Introduction

Peter Duus, in Feudalism, identifies a strong commonality between medieval Japan and medieval Europe. He observes that a synchronicity exists between two geographically isolated cultural movements which, as products of parallel societal developments, have reacted to the imposed former order of Roman civilization and the profound influence of the Chinese empire, respectively:

An examination of Japanese feudalism is not only interesting in itself; it also gives the historian a good opportunity to speculate on the origins and significance of feudalism in general. It is clear that the political institutions of feudal Japan and feudal Europe evolved independently of each other. Located thousands of miles apart across the Eurasian land mass, there was no possibility of direct influence between the two cultures. A comparison of the two is about as close to a laboratory experiment as the historian is ever likely to come. (11)

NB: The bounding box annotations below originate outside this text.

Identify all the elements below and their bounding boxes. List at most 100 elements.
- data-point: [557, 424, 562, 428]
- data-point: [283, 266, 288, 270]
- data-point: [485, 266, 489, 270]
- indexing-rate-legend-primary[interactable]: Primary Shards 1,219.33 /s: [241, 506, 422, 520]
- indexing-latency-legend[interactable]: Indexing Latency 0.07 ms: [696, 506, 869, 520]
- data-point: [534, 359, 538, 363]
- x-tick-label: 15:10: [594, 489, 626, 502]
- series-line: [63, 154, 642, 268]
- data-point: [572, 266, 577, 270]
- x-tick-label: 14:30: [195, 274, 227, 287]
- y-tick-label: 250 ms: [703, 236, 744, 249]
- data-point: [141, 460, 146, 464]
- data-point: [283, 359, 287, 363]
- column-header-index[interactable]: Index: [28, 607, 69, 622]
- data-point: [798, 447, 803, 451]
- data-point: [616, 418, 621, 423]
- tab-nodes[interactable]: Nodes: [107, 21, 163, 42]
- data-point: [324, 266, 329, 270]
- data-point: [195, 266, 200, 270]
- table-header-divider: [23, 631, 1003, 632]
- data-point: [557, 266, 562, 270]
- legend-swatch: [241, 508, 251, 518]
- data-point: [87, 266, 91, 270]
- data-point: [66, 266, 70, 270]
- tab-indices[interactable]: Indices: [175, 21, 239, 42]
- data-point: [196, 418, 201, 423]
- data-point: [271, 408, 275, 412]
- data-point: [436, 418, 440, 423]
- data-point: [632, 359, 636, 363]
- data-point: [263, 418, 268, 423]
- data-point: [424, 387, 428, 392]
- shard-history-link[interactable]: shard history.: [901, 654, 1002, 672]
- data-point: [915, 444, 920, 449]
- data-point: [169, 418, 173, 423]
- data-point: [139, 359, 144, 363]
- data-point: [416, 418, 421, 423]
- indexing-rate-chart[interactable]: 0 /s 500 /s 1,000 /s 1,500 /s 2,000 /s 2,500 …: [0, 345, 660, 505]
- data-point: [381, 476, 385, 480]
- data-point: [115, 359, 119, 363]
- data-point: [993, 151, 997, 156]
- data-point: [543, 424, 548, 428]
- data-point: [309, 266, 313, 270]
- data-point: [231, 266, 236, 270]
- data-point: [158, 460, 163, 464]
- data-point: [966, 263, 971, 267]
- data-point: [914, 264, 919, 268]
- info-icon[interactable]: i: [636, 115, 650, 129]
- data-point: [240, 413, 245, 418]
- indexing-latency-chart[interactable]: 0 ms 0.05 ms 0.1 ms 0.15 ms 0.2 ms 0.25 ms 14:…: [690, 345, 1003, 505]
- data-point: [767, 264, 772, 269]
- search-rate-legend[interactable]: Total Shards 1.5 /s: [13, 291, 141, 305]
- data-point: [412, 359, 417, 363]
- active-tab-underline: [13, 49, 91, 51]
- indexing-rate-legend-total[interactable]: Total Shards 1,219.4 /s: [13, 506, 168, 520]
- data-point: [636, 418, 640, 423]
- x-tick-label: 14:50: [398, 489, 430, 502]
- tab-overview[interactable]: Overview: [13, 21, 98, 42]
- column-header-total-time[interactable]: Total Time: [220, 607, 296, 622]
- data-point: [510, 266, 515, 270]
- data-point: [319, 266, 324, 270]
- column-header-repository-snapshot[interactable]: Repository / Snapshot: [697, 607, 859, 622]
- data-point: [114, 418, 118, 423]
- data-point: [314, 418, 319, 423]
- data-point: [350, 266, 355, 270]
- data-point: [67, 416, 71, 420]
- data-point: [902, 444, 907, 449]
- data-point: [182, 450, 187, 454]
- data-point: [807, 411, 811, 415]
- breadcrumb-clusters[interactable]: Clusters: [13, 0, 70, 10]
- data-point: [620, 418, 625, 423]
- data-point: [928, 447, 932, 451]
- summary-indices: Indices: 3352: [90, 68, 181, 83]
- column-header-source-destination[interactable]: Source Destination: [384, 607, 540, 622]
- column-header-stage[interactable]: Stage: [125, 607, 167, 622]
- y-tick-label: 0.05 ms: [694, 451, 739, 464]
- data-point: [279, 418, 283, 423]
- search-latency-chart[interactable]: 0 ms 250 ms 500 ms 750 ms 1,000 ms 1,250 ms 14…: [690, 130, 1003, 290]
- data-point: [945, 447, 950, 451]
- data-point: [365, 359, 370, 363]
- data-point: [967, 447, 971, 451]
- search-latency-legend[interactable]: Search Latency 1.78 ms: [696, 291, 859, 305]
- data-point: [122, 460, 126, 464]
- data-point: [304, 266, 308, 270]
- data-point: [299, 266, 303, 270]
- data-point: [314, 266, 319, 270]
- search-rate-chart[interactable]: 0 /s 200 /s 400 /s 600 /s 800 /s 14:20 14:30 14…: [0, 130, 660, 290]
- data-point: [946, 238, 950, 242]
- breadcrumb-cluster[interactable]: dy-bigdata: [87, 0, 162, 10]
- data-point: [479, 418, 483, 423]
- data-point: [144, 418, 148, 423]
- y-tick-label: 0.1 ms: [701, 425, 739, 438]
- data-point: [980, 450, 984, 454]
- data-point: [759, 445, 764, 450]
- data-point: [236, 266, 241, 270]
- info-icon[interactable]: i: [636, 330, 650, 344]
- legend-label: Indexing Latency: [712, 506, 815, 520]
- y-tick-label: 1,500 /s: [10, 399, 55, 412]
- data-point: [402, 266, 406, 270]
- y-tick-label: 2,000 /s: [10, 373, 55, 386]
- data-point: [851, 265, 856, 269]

The era of feudalism is one that has been commonly misunderstood and open to wide and varied interpretations. Duus' complaint is to the point. In general “feudalism . . . in common parlance has come to signify something backward, arbitrary, and even irrational” (5). For contemporary Marxist historians, “. . . feudalism is equated with a manorial or seigneurial economic system and the power structure that grows out of it” (6). And for the Western powers of France, England, and the United States, feudalism is represented largely in economic terms: “They use it to describe a system of military and political organization in which armed warriors or knights rally to leaders who give them grants of land in return for personal service” ( 7). Duus' persuasive argument is that feudalism ought to be simply understood as a societal structure in which there is an absence of a strong centralized state, typical of agrarian societies. In sharp contrast to many of his contemporary historians, Duus argues that far too much emphasis has been placed on the economic factors of feudalism in the relationship between the feudal lords and the peasantry. As a result, many of the military and political aspects of this system have been largely overlooked, especially in any comparative studies. The relationship between commoners and the nobles in terms of its symbiotic, rather than its potentially exploitive, nature is often neglected in Marxist interpretations. Western historians make the same error by emphasizing feudal knighthood as largely a mercenary service for payment in the form of gold or land. In either case, these interpretations focus primarily on the economic equation and in doing so neglect the human qualities of loyalty which truly drew the elements of feudalism together:

Medieval society was prolific in creating forms of association to which entry was obtained by some form of oath. This connexion between freedom and individual acts of acceptance of its responsibilities again emphasizes the rational character of freedom. The serf's unhappy freedom from law was involuntary, but the submission of the knight, the baron, the clerk, the monk, the burgess, to their various codes of law was voluntary. The nobleman was bound by several codes of law--as a Christian, a baron, a knight, a subject of the king; and he could suffer all manner of penalties for a breach of any of these codes of law. Into all these obligations he had entered by an individual contract in the ceremonies of baptism, homage, knighthood and fealty. If he was punished, even by being burnt as a heretic, he could reflect that he was being punished for breach of contract. (Southern 110)

Both Southern and Duus argue that within what we call feudalism there exists an imperative relational quality which binds people together and which in turn gives the society a stability that would not otherwise exist. Breaking social contracts could prove to have devastating results but such consequences may have seemed necessary in order to preserve the delicate structures of medieval society.